Тогда не у меня одной в душе была пустота. Все дети, летевшие на этом корабле, потеряли своих родителей. Никто не питал иллюзий на счет того, что увидит их еще когда-нибудь. Жизнь на военной базе заставляет быстро взрослеть, но от этого еще больнее…
Тот перелет запомнился мне на всю жизнь: жара в каютах, рубке, коридорах – везде душно, светодиоды под потолком мигают сине-фиолетовым, не хочется даже шевелиться. А за иллюминатором тьма, отдающая в индиго и лишь вдали холодные россыпи звезд, словно песчинки, брошенные щедрой пригоршнею на черный лист. Возможно, при других обстоятельствах я бы и прониклась романтикой прекрасного и далекого космоса, но тогда мне хотелось лишь одного – добраться до контейнера с водой и попить. И вот, крадучись по коридору, услышала разговор на повышенных тонах. Это капитан разговаривает с кем-то по голопроектору, поскольку голос собеседника был слегка металлически искажен (да, в наш современный двадцать пятый век могут многое, но три вечные проблемы неискоренимы: дураки за штурвалом, помехи в связи и тараканы, последних даже взрыв плазмогранаты не берет, как, впрочем, иногда и первых).
– Запрашиваю разрешение на высадку детей на территорию Академии Орхаса для последующего их проживания и обучения в ней – голос звенел от напряжения. Похоже капитан не в первый раз произносит эту фразу.
– От лица ректора Академии приношу свои извинения и вынужден отказать в запросе. Наши группы полностью укомплектованы. Свободных мест нет – голос шипел, и создавалось ощущение, что ретранслятор обернут фольгой.
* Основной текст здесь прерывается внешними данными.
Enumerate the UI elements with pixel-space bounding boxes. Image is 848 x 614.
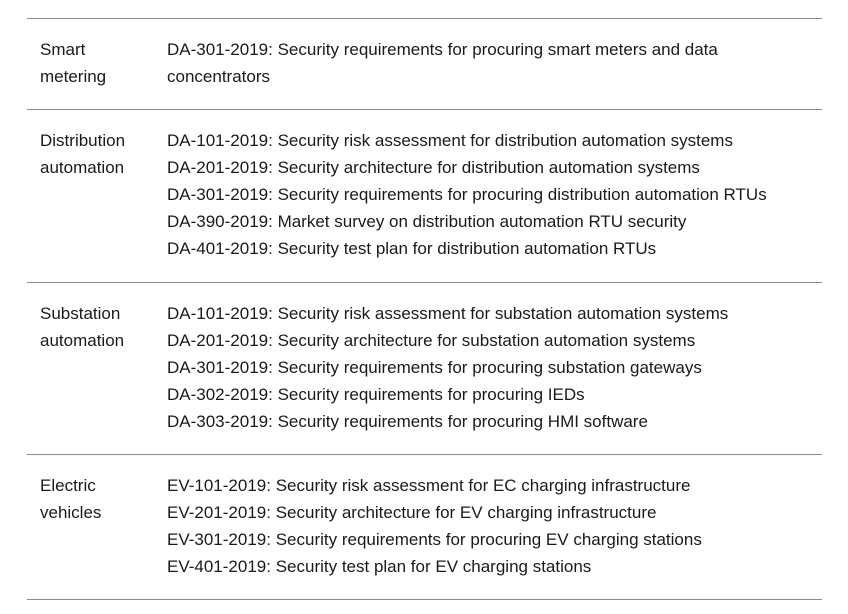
category-line: vehicles	[40, 503, 102, 522]
document-item: EV-201-2019: Security architecture for EV charging infrastructure	[167, 503, 657, 522]
category-label	[40, 127, 155, 181]
document-list	[167, 283, 822, 454]
table-row-electric-vehicles	[27, 454, 822, 600]
category-line: automation	[40, 158, 125, 177]
document-item: EV-401-2019: Security test plan for EV charging stations	[167, 557, 592, 576]
document-list	[167, 110, 822, 281]
document-item: DA-101-2019: Security risk assessment for distribution automation systems	[167, 131, 733, 150]
category-label	[40, 300, 155, 354]
document-item: DA-401-2019: Security test plan for distribution automation RTUs	[167, 239, 657, 258]
category-line: Smart	[40, 40, 86, 59]
document-item: DA-101-2019: Security risk assessment for substation automation systems	[167, 304, 729, 323]
document-list	[167, 455, 822, 599]
category-label	[40, 472, 155, 526]
category-line: automation	[40, 331, 125, 350]
document-item: EV-101-2019: Security risk assessment for EC charging infrastructure	[167, 476, 691, 495]
category-line: metering	[40, 67, 107, 86]
category-line: Distribution	[40, 131, 126, 150]
document-item: DA-201-2019: Security architecture for substation automation systems	[167, 331, 696, 350]
document-item: DA-301-2019: Security requirements for procuring substation gateways	[167, 358, 702, 377]
document-item: DA-303-2019: Security requirements for procuring HMI software	[167, 412, 648, 431]
category-label	[40, 36, 155, 90]
table-row-distribution-automation	[27, 109, 822, 282]
document-list	[167, 19, 822, 109]
table-row-smart-metering	[27, 18, 822, 109]
document-item: DA-301-2019: Security requirements for procuring distribution automation RTUs	[167, 185, 767, 204]
category-line: Electric	[40, 476, 96, 495]
category-line: Substation	[40, 304, 121, 323]
document-table	[27, 18, 822, 600]
document-item: EV-301-2019: Security requirements for procuring EV charging stations	[167, 530, 702, 549]
document-item: DA-301-2019: Security requirements for procuring smart meters and data concentrators	[167, 40, 718, 86]
document-item: DA-201-2019: Security architecture for distribution automation systems	[167, 158, 700, 177]
document-item: DA-302-2019: Security requirements for procuring IEDs	[167, 385, 585, 404]
table-row-substation-automation	[27, 282, 822, 454]
document-item: DA-390-2019: Market survey on distribution automation RTU security	[167, 212, 687, 231]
Вдруг все-тот же змеиный голос неожиданно добавил:
– И мой вам дружеский совет. Навряд ли вы найдете место для ваших пассажиров хоть в одном из высших учебных военных заведений. Политика ректората такова, что прерогатива при поступлении отдается детям из военной элиты или отпрыскам состоятельных семейств. Возможно, какое-нибудь из окраинных военных училищ Союза с большей охотой откликнется на ваш запрос.
– Благодарю за совет и за откровенность – голос капитана был полон горечи.
На этом сеанс связи закончился. Это был один из уроков взрослой жизни. Вот так, в девять лет я и убедилась, что несмотря на все заверения и гарантии со стороны правительства, сирота нигде не нужен, даже если в законе говорится иное.